Arturo took off around the room, circling Kit in great, leaping skips. “Well I know,” skip, “there's something weird,” skip, “going on here, Mister.” Skip. “My Mom bringing her boss, that's weird.” He skidded to a stop at the toy box and began pulling things out in handfuls. “Right.”

“Why does it have to be weird?” Kit asked. “Why does there have to be somebody watching, or me and your Mom pulling …”

“Hey, think fast!” Arturo spun up from the box and heaved a vivid yellow ball. If Kit hadn't gotten a hand up—if he'd still had his head back in the Woods Hole crossing—he'd have been hit in the face.

“Stop that,” he said. “Why does it have to be weird? I don't see that there's any tricky business going …”

“Think fast!”

This time it was a miniature Frisbee. Arturo wasn't so good with a backhand; the thing sailed wide.

“Cut it out! I'm telling you it's no setup here, Arturo. Yeah, I'm your Mom's boss, but …”


Yo, fast
!”

Kit actually caught this one, a fad toy called Stretch Armstrong. A rubbery thing, an impact like a beanbag's; the doctor had thought ahead.

“Suppose it is a setup?” he asked then. “Hey, Arturo, suppose it is. So what?”

He lobbed the Stretch Armstrong as the boy straightened back up out of the box—straightened up looking at Kit differently. The toy caught the kid in the chest.

“Suppose we say you're right?” Kit asked. “The doctor and your Mom are watching, and myself I owe your Mom a favor.”

Grinning, Arturo grabbed up the Stretch Armstrong and put his back into a grunting return throw.

“Suppose you're right?” Kit went on, snatching the toy in midair. “So what, my man? So what? They're there, and we're here. We can still have fun.”

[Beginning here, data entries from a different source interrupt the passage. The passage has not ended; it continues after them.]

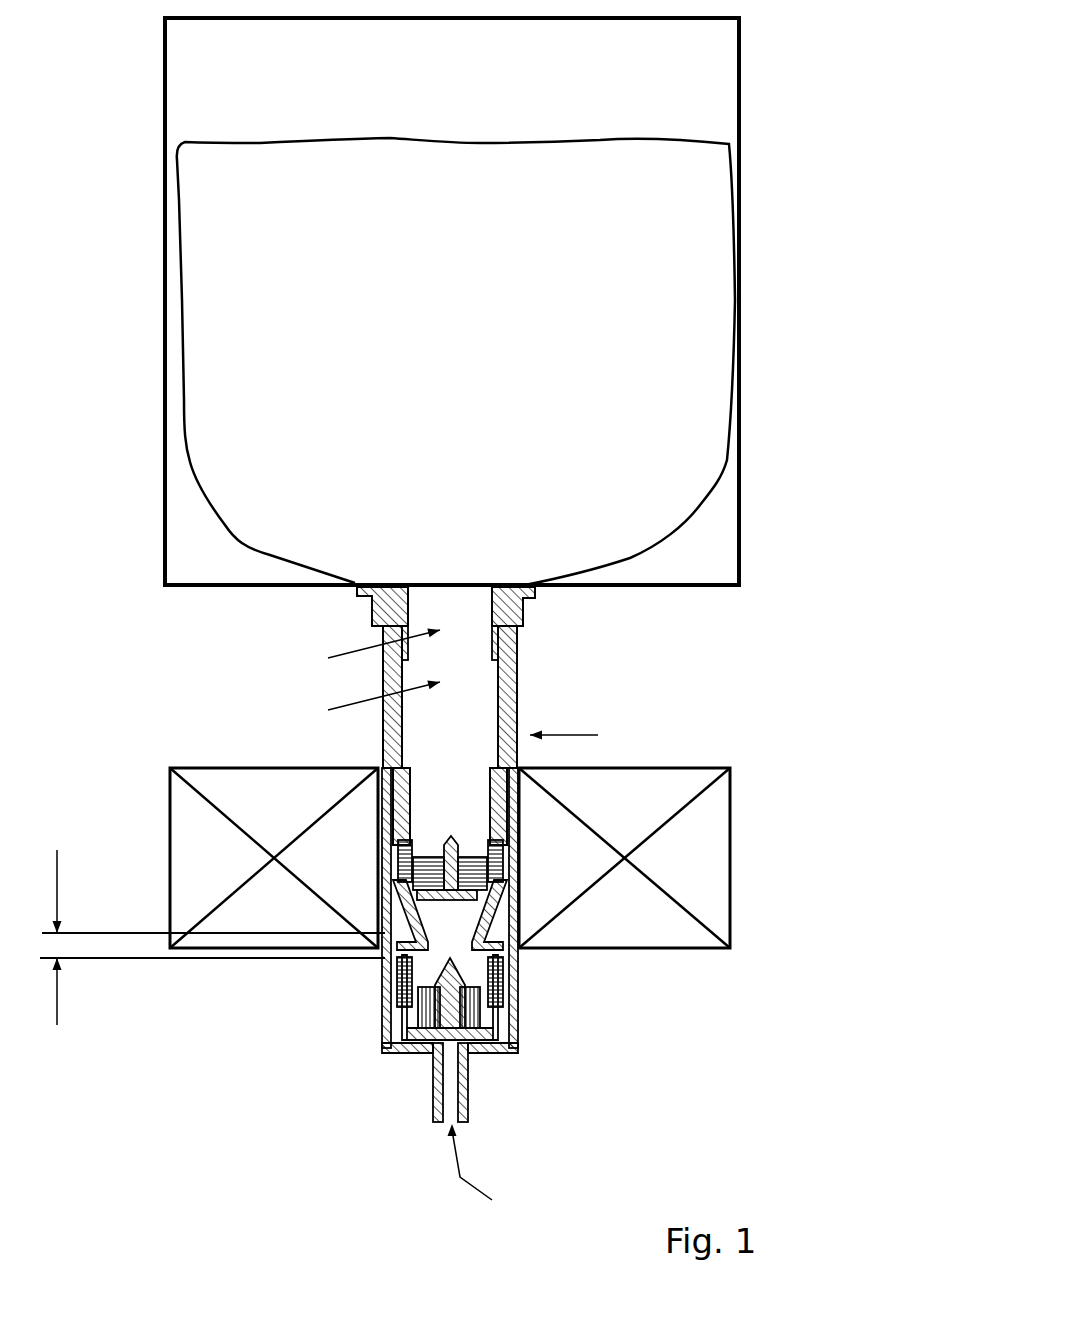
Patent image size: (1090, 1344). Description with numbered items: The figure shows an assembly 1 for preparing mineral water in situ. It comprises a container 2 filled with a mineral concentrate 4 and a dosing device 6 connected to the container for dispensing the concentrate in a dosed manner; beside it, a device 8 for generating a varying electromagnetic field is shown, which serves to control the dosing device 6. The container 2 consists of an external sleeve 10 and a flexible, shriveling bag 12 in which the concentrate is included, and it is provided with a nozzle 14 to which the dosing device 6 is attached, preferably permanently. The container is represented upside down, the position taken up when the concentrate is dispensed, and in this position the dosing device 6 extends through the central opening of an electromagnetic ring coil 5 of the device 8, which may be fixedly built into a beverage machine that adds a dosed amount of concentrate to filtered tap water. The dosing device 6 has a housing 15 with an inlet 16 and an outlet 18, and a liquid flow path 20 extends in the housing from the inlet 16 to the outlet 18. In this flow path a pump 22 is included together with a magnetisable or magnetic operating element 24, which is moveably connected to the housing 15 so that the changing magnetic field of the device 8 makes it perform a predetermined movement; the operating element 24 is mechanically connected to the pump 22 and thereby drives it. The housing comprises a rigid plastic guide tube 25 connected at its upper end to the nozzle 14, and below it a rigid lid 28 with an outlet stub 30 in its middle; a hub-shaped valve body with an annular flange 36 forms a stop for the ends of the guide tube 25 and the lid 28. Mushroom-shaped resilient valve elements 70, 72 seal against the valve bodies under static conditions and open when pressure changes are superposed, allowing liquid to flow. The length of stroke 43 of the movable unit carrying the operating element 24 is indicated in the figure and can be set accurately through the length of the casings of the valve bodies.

The assembly 1 is at (800, 638).
The container 2 is at (752, 536).
The mineral concentrate 4 is at (464, 434).
The electromagnetic ring coil 5 is at (742, 828).
The dosing device 6 is at (573, 735).
The device for generating a varying electromagnetic field 8 is at (740, 884).
The external sleeve 10 is at (742, 30).
The flexible, shriveling bag 12 is at (705, 243).
The nozzle 14 is at (505, 612).
The housing 15 is at (508, 690).
The inlet 16 is at (368, 652).
The outlet 18 is at (491, 1174).
The liquid flow path 20 is at (368, 704).
The pump 22 is at (385, 982).
The operating element 24 is at (495, 768).
The guide tube 25 is at (512, 654).
The lid 28 is at (518, 1048).
The outlet stub 30 is at (433, 1113).
The annular flange 36 is at (470, 953).
The length of stroke 43 is at (201, 937).
The valve element 70 is at (450, 838).
The valve element 72 is at (457, 968).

With that they were into a game of catch with the cartoon strongman. Corinna's boy still put everything he had into each throw, his red curls flaring and shivering (Kit imagined the doctor's note:
signs of aggression
), but he was laughing along with what Kit was saying. He was yelping, agreeing in his kid's way: yes they could still have fun, still play and tussle and talk, even if the big mirror on the wall made it look like a sham.

“Yeah, I
am
right!” Arturo shouted, his tongue poking through his grin.

“Yeah, and so what?” Kit made another toss.

“So what, right! Right, Mister!”

“I'm not a mister!” Kit shouted. Quickly he pulled his suit-jacket up over his head, hooking it against his hairline as he tucked his chin into his shirt collar. He adjusted the set of his sleeves and locked his elbows against his sides, so his arms poked up shrunken and misshapen.

“I'mm the
Monn
-sterr!” he said.

Hadn't Kit known he'd be harder to handle than the Rucky-rats? The nine-year-old proved no easy prey, impossible to corner, and with the red plastic bat in his hands Arturo gave as good as he got. The chairs went over. One of the jigsaw puzzles spilled off the shelf. Yet as Kit galumphed around after the boy, as he enjoyed the blood rush of his first exercise in days, he knew what he was doing. After moment or two he thought of Monsod, of Junior's sleepy glare across the stinking seepage. But even that didn't faze him. Kit knew what he was doing, and what he wasn't. When Arturo at last landed a blow on Kit's bruised temple—when that singing pulsing pain in the shape of his stitches shot through him—all Kit had to do was fall on his butt, let the suit-coat slip off his head, and say, “Ouch.” Only that, and Arturo dropped his bat and looked terrified.

“I'm afraid that's it, Arturo,” Kit said, wincing. “The Monster's got to quit for today.”